Truppenamt - Original Establishment

Original Establishment

After World War I, the Versailles Treaty specified that the post-war German army could have a maximum strength of 100,000, of this number only 4000 could be officers. Article 160 determined:

The Great German General Staff and all similar organisations shall be dissolved and may not be reconstituted in any form.

In late 1919, soon after the treaty was signed, Major general Hans von Seeckt, head of the military expert group adjunct to the German delegation, initiated a programme to rethink and rewrite German doctrine as well as reorganise the Army to comply with the Versailles rules. On 1 October he became chief of the newly established Truppenamt agency within the Ministry of the Reichswehr. In 1920, when von Seeckt succeeded Walther Reinhardt as Head of the Army Command (Chef der Heeresleitung), this expanded to rebuilding a new army from scratch.

When the General Staff was dissolved in 1919, its Operations Section became the Truppenamt whilst other sections of the Staff were transferred to government departments: the history section to the Interior Ministry Reich Archives, the Survey and Maps section to the Interior Ministry Survey Office and the Transportation section to the Transportation Ministry. The Economic and Political sections were placed directly under the control of the chief of the Army Command. Thus the core of the General Staff became the four new sections of the Truppenamt:

  • T1 (also Abteilung Landesverteidigung) the Army section (operations and planning)
  • T2 the organisation section
  • T3 (also Heeresstatistische Abteilung) the statistical section —(actually intelligence agency)
  • T4 the training section.

As von Seeckt said at the time "the form changes, the spirit remains the same".

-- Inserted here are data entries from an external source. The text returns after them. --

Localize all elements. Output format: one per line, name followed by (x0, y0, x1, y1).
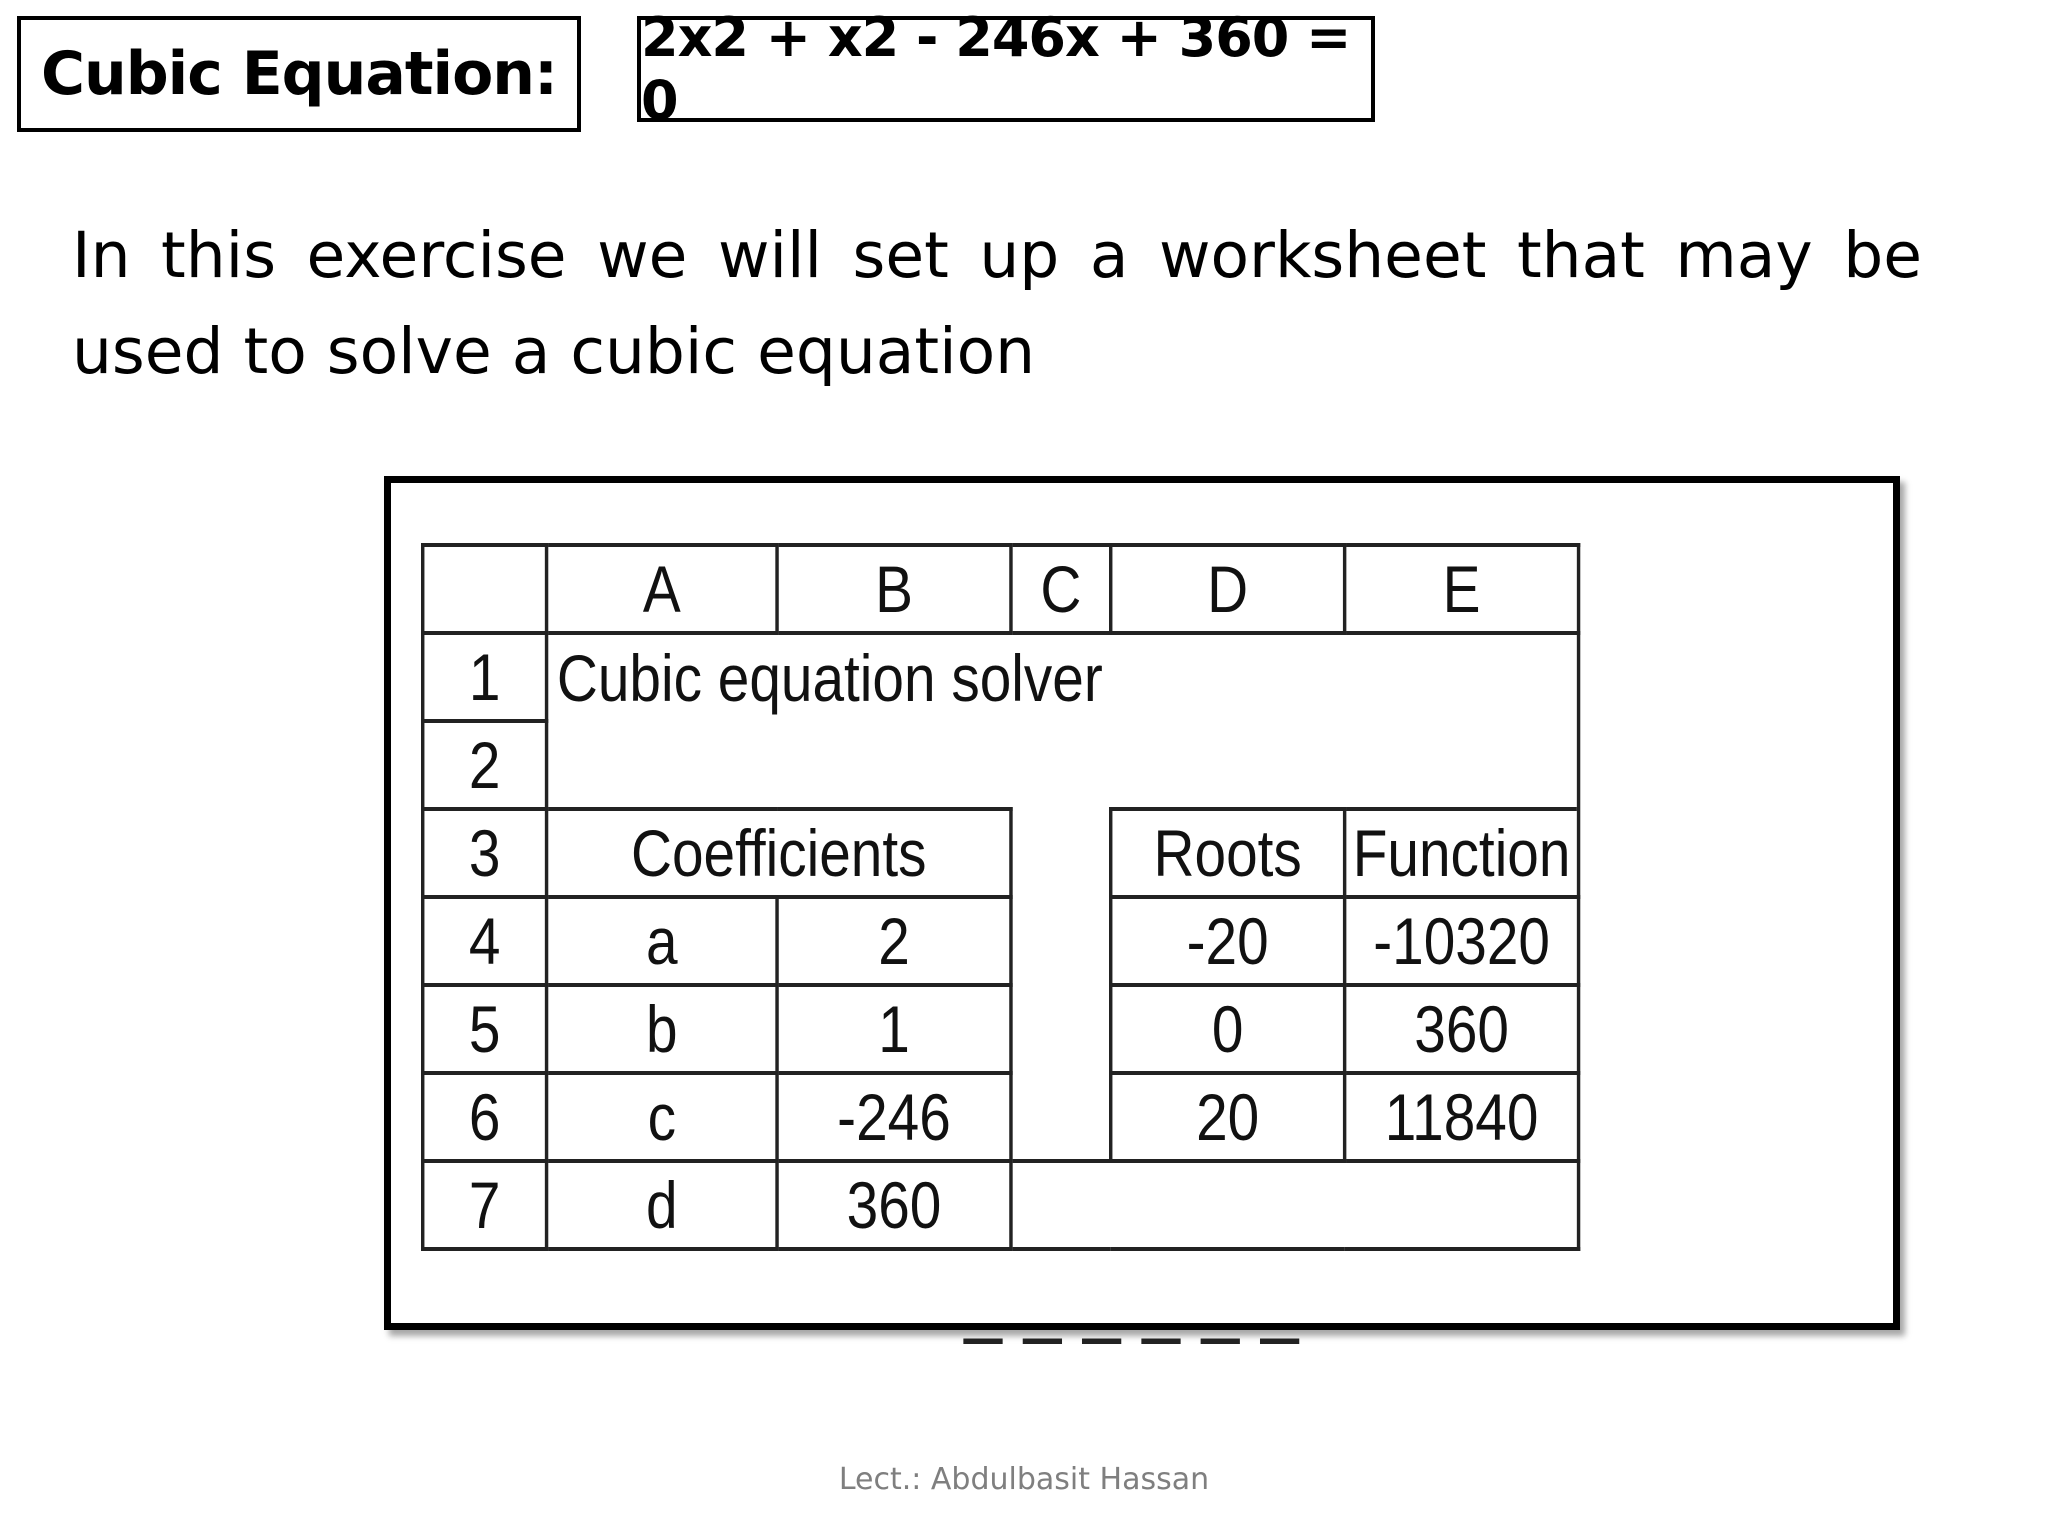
root-value: -20 (1111, 897, 1345, 985)
slide-title-text: Cubic Equation: (40, 39, 558, 109)
coefficients-header: Coefficients (547, 809, 1011, 897)
row-number-7: 7 (423, 1161, 547, 1249)
sheet-row-3 (423, 809, 1579, 897)
footer-credit: Lect.: Abdulbasit Hassan (838, 1462, 1210, 1497)
empty-row-cell (547, 721, 1579, 809)
sheet-row-6 (423, 1073, 1579, 1161)
row-number-2: 2 (423, 721, 547, 809)
coefficient-value: -246 (777, 1073, 1011, 1161)
spacer-cell (1011, 1073, 1111, 1161)
coefficient-name: b (547, 985, 777, 1073)
spacer-cell (1011, 985, 1111, 1073)
sheet-row-7 (423, 1161, 1579, 1249)
intro-paragraph: In this exercise we will set up a worksheet that may be used to solve a cubic equation (72, 219, 1922, 388)
root-value: 20 (1111, 1073, 1345, 1161)
coefficient-name: c (547, 1073, 777, 1161)
function-value: 11840 (1345, 1073, 1579, 1161)
column-header-e: E (1345, 545, 1579, 633)
row-number-5: 5 (423, 985, 547, 1073)
row-number-1: 1 (423, 633, 547, 721)
function-header: Function (1345, 809, 1579, 897)
caption-glyphs-icon: — — — — — — (961, 1313, 1302, 1364)
spreadsheet-table (421, 543, 1580, 1251)
corner-cell (423, 545, 547, 633)
spreadsheet-figure (384, 476, 1900, 1364)
coefficient-value: 1 (777, 985, 1011, 1073)
sheet-row-2 (423, 721, 1579, 809)
spacer-cell (1011, 809, 1111, 897)
coefficient-name: a (547, 897, 777, 985)
column-header-row (423, 545, 1579, 633)
roots-header: Roots (1111, 809, 1345, 897)
sheet-title-cell: Cubic equation solver (547, 633, 1579, 721)
row-number-3: 3 (423, 809, 547, 897)
row-number-6: 6 (423, 1073, 547, 1161)
sheet-row-5 (423, 985, 1579, 1073)
column-header-d: D (1111, 545, 1345, 633)
figure-caption-fragment (961, 1313, 1361, 1364)
column-header-c: C (1011, 545, 1111, 633)
function-value: 360 (1345, 985, 1579, 1073)
coefficient-value: 2 (777, 897, 1011, 985)
spacer-cell (1011, 897, 1111, 985)
root-value: 0 (1111, 985, 1345, 1073)
function-value: -10320 (1345, 897, 1579, 985)
column-header-b: B (777, 545, 1011, 633)
equation-text: 2x2 + x2 - 246x + 360 = 0 (641, 6, 1351, 132)
coefficient-name: d (547, 1161, 777, 1249)
column-header-a: A (547, 545, 777, 633)
row-number-4: 4 (423, 897, 547, 985)
slide-title (17, 16, 581, 132)
coefficient-value: 360 (777, 1161, 1011, 1249)
equation-box (637, 6, 1375, 132)
sheet-row-4 (423, 897, 1579, 985)
sheet-row-1 (423, 633, 1579, 721)
empty-bottom-cell (1011, 1161, 1579, 1249)
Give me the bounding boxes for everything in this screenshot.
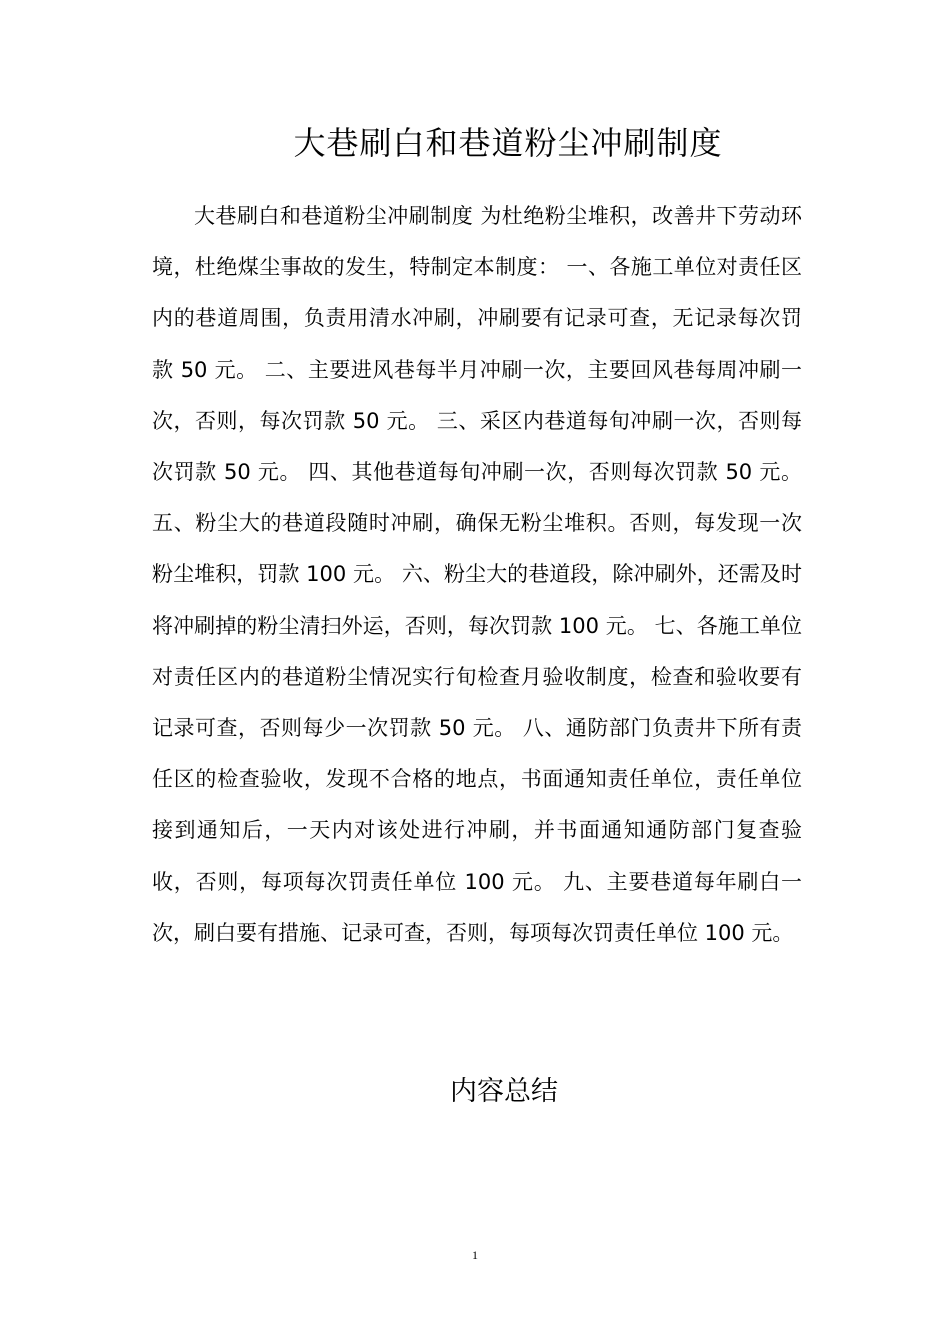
document-title: 大巷刷白和巷道粉尘冲刷制度 [293,124,723,162]
document-body: 大巷刷白和巷道粉尘冲刷制度 为杜绝粉尘堆积，改善井下劳动环境，杜绝煤尘事故的发生，特制定本制度： 一、各施工单位对责任区内的巷道周围，负责用清水冲刷，冲刷要有记录可查，无记录每次罚款 50 元。 二、主要进风巷每半月冲刷一次，主要回风巷每周冲刷一次，否则，每次罚款 50 元。 三、采区内巷道每旬冲刷一次，否则每次罚款 50 元。 四、其他巷道每旬冲刷一次，否则每次罚款 50 元。 五、粉尘大的巷道段随时冲刷，确保无粉尘堆积。否则，每发现一次粉尘堆积，罚款 100 元。 六、粉尘大的巷道段，除冲刷外，还需及时将冲刷掉的粉尘清扫外运，否则，每次罚款 100 元。 七、各施工单位对责任区内的巷道粉尘情况实行旬检查月验收制度，检查和验收要有记录可查，否则每少一次罚款 50 元。 八、通防部门负责井下所有责任区的检查验收，发现不合格的地点，书面通知责任单位，责任单位接到通知后，一天内对该处进行冲刷，并书面通知通防部门复查验收，否则，每项每次罚责任单位 100 元。 九、主要巷道每年刷白一次，刷白要有措施、记录可查，否则，每项每次罚责任单位 100 元。 [152,204,802,945]
page-number: 1 [472,1248,478,1262]
summary-heading: 内容总结 [450,1076,558,1107]
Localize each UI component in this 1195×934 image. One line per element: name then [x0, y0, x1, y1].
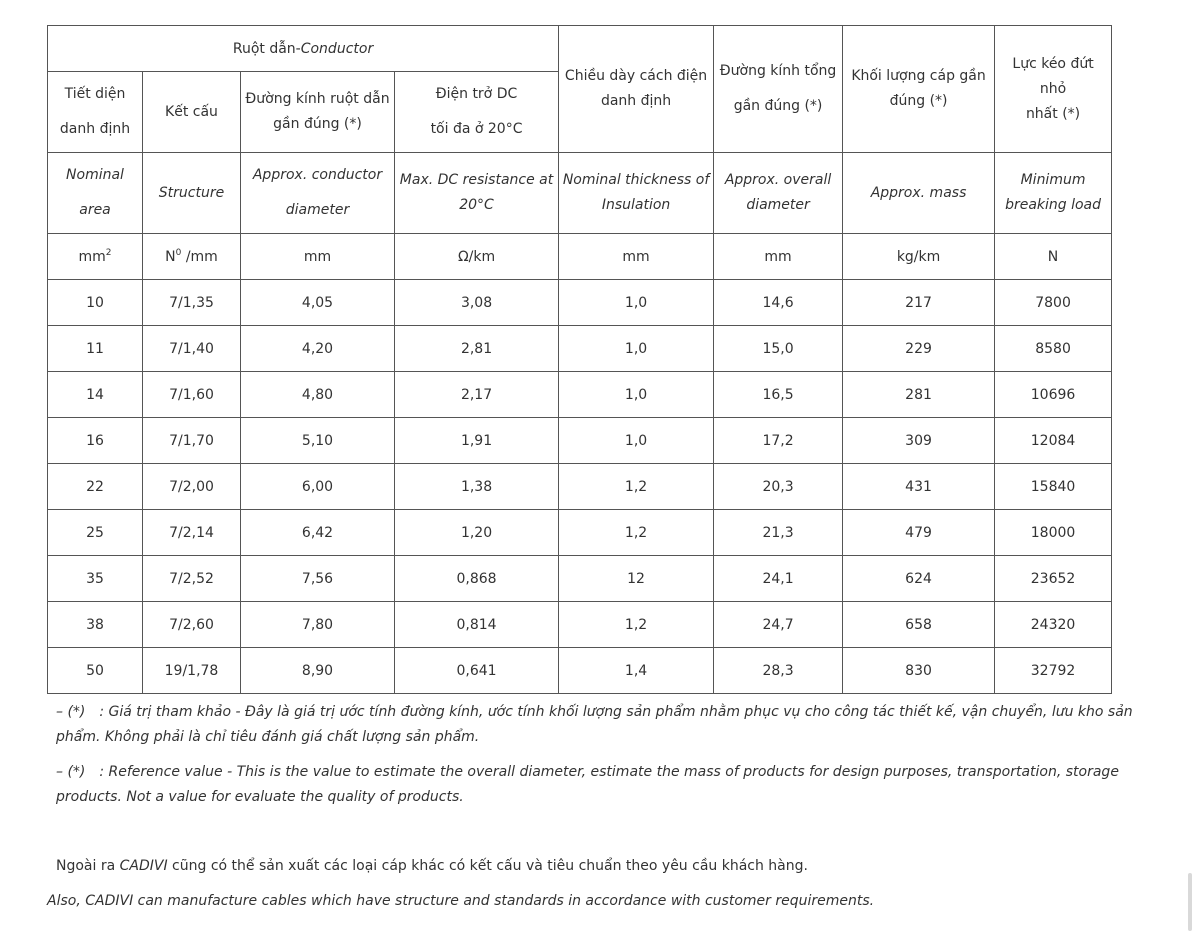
cell-conductor-diameter: 4,80 — [241, 372, 395, 418]
cell-overall-diameter: 24,1 — [714, 556, 843, 602]
unit-conductor-diameter: mm — [241, 234, 395, 280]
header-structure-vn: Kết cấu — [143, 72, 241, 153]
cell-insulation: 1,2 — [559, 602, 714, 648]
cell-overall-diameter: 21,3 — [714, 510, 843, 556]
table-row — [48, 418, 1112, 464]
cell-mass: 229 — [843, 326, 995, 372]
notes — [56, 700, 1171, 820]
cell-area: 16 — [48, 418, 143, 464]
cell-overall-diameter: 20,3 — [714, 464, 843, 510]
header-area-en: Nominal area — [48, 153, 143, 234]
unit-overall-diameter: mm — [714, 234, 843, 280]
cell-insulation: 1,0 — [559, 326, 714, 372]
table-row — [48, 648, 1112, 694]
cell-mass: 309 — [843, 418, 995, 464]
header-breaking-load-en: Minimum breaking load — [995, 153, 1112, 234]
en-header-row — [48, 153, 1112, 234]
cell-breaking-load: 32792 — [995, 648, 1112, 694]
cell-area: 38 — [48, 602, 143, 648]
table-row — [48, 510, 1112, 556]
unit-mass: kg/km — [843, 234, 995, 280]
table-row — [48, 602, 1112, 648]
table-row — [48, 280, 1112, 326]
cell-area: 50 — [48, 648, 143, 694]
cell-mass: 479 — [843, 510, 995, 556]
table-row — [48, 464, 1112, 510]
cell-structure: 7/2,00 — [143, 464, 241, 510]
cell-conductor-diameter: 6,42 — [241, 510, 395, 556]
unit-insulation: mm — [559, 234, 714, 280]
cell-overall-diameter: 16,5 — [714, 372, 843, 418]
cell-structure: 7/1,70 — [143, 418, 241, 464]
cell-area: 11 — [48, 326, 143, 372]
cell-mass: 830 — [843, 648, 995, 694]
header-structure-en: Structure — [143, 153, 241, 234]
cell-dc-resistance: 1,91 — [395, 418, 559, 464]
cell-breaking-load: 23652 — [995, 556, 1112, 602]
cell-mass: 658 — [843, 602, 995, 648]
header-overall-diameter-vn: Đường kính tổng gần đúng (*) — [714, 26, 843, 153]
cell-breaking-load: 18000 — [995, 510, 1112, 556]
cell-insulation: 1,4 — [559, 648, 714, 694]
group-header-row — [48, 26, 1112, 72]
cell-conductor-diameter: 6,00 — [241, 464, 395, 510]
cell-dc-resistance: 0,868 — [395, 556, 559, 602]
cell-insulation: 1,2 — [559, 464, 714, 510]
cell-area: 22 — [48, 464, 143, 510]
cell-insulation: 1,0 — [559, 418, 714, 464]
cell-insulation: 1,0 — [559, 372, 714, 418]
cell-breaking-load: 7800 — [995, 280, 1112, 326]
header-mass-vn: Khối lượng cáp gần đúng (*) — [843, 26, 995, 153]
cell-breaking-load: 8580 — [995, 326, 1112, 372]
cell-dc-resistance: 1,20 — [395, 510, 559, 556]
cell-mass: 217 — [843, 280, 995, 326]
cell-breaking-load: 15840 — [995, 464, 1112, 510]
table-row — [48, 326, 1112, 372]
cell-mass: 624 — [843, 556, 995, 602]
header-dc-resistance-en: Max. DC resistance at 20°C — [395, 153, 559, 234]
footer-vn: Ngoài ra CADIVI cũng có thể sản xuất các loại cáp khác có kết cấu và tiêu chuẩn theo yêu cầu khách hàng. — [56, 858, 808, 874]
cell-insulation: 12 — [559, 556, 714, 602]
cell-conductor-diameter: 8,90 — [241, 648, 395, 694]
cell-structure: 7/1,40 — [143, 326, 241, 372]
cell-conductor-diameter: 5,10 — [241, 418, 395, 464]
cell-mass: 281 — [843, 372, 995, 418]
footer-en: Also, CADIVI can manufacture cables which have structure and standards in accordance with customer requirements. — [47, 893, 875, 909]
cell-structure: 19/1,78 — [143, 648, 241, 694]
cell-structure: 7/2,60 — [143, 602, 241, 648]
header-conductor-diameter-vn: Đường kính ruột dẫn gần đúng (*) — [241, 72, 395, 153]
cell-insulation: 1,0 — [559, 280, 714, 326]
cell-area: 25 — [48, 510, 143, 556]
cell-overall-diameter: 28,3 — [714, 648, 843, 694]
cell-overall-diameter: 24,7 — [714, 602, 843, 648]
unit-breaking-load: N — [995, 234, 1112, 280]
cell-breaking-load: 10696 — [995, 372, 1112, 418]
header-insulation-en: Nominal thickness of Insulation — [559, 153, 714, 234]
table-row — [48, 556, 1112, 602]
cell-structure: 7/1,35 — [143, 280, 241, 326]
cell-breaking-load: 24320 — [995, 602, 1112, 648]
cell-overall-diameter: 17,2 — [714, 418, 843, 464]
header-overall-diameter-en: Approx. overall diameter — [714, 153, 843, 234]
cell-breaking-load: 12084 — [995, 418, 1112, 464]
header-conductor-diameter-en: Approx. conductor diameter — [241, 153, 395, 234]
cell-dc-resistance: 1,38 — [395, 464, 559, 510]
unit-dc-resistance: Ω/km — [395, 234, 559, 280]
cell-insulation: 1,2 — [559, 510, 714, 556]
header-mass-en: Approx. mass — [843, 153, 995, 234]
conductor-group-header: Ruột dẫn-Conductor — [48, 26, 559, 72]
cell-dc-resistance: 2,81 — [395, 326, 559, 372]
unit-area: $mm^2$ — [48, 234, 143, 280]
cell-conductor-diameter: 7,56 — [241, 556, 395, 602]
unit-structure: $N^0$ /mm — [143, 234, 241, 280]
cell-area: 10 — [48, 280, 143, 326]
cell-structure: 7/2,52 — [143, 556, 241, 602]
header-breaking-load-vn: Lực kéo đứt nhỏ nhất (*) — [995, 26, 1112, 153]
cell-mass: 431 — [843, 464, 995, 510]
note-vn: – (*) : Giá trị tham khảo - Đây là giá trị ước tính đường kính, ước tính khối lượng sản phẩm nhằm phục vụ cho công tác thiết kế, vận chuyển, lưu kho sản phẩm. Không phải là chỉ tiêu đánh giá chất lượng sản phẩm. — [56, 704, 1133, 745]
unit-row — [48, 234, 1112, 280]
cell-area: 14 — [48, 372, 143, 418]
cell-structure: 7/1,60 — [143, 372, 241, 418]
cell-overall-diameter: 14,6 — [714, 280, 843, 326]
cell-conductor-diameter: 4,20 — [241, 326, 395, 372]
cell-conductor-diameter: 4,05 — [241, 280, 395, 326]
cell-dc-resistance: 2,17 — [395, 372, 559, 418]
scrollbar-thumb[interactable] — [1188, 873, 1192, 931]
header-dc-resistance-vn: Điện trở DC tối đa ở 20°C — [395, 72, 559, 153]
cell-area: 35 — [48, 556, 143, 602]
cell-dc-resistance: 3,08 — [395, 280, 559, 326]
note-en: – (*) : Reference value - This is the value to estimate the overall diameter, estimate the mass of products for design purposes, transportation, storage products. Not a value for evaluate the quality of products. — [56, 764, 1119, 805]
cell-dc-resistance: 0,641 — [395, 648, 559, 694]
header-area-vn: Tiết diện danh định — [48, 72, 143, 153]
cell-conductor-diameter: 7,80 — [241, 602, 395, 648]
table-row — [48, 372, 1112, 418]
cell-overall-diameter: 15,0 — [714, 326, 843, 372]
cell-dc-resistance: 0,814 — [395, 602, 559, 648]
cable-spec-table — [47, 25, 1112, 694]
cell-structure: 7/2,14 — [143, 510, 241, 556]
header-insulation-vn: Chiều dày cách điện danh định — [559, 26, 714, 153]
data-rows — [48, 280, 1112, 694]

Alongside the Truppenamt in the new army high command were the Weapons Office and branch inspectorates. The relationship between these three entities was very close since between them they determined materiel, doctrine and training. In the early 1920s, the Truppenamt contained a transportation section, T7 (there never was a T5 or T6). Altogether these three bodies contained two hundred officers, almost all ex-General Staff, who formed an efficient and practical organisation for guiding the rebuilding of the Reichswehr.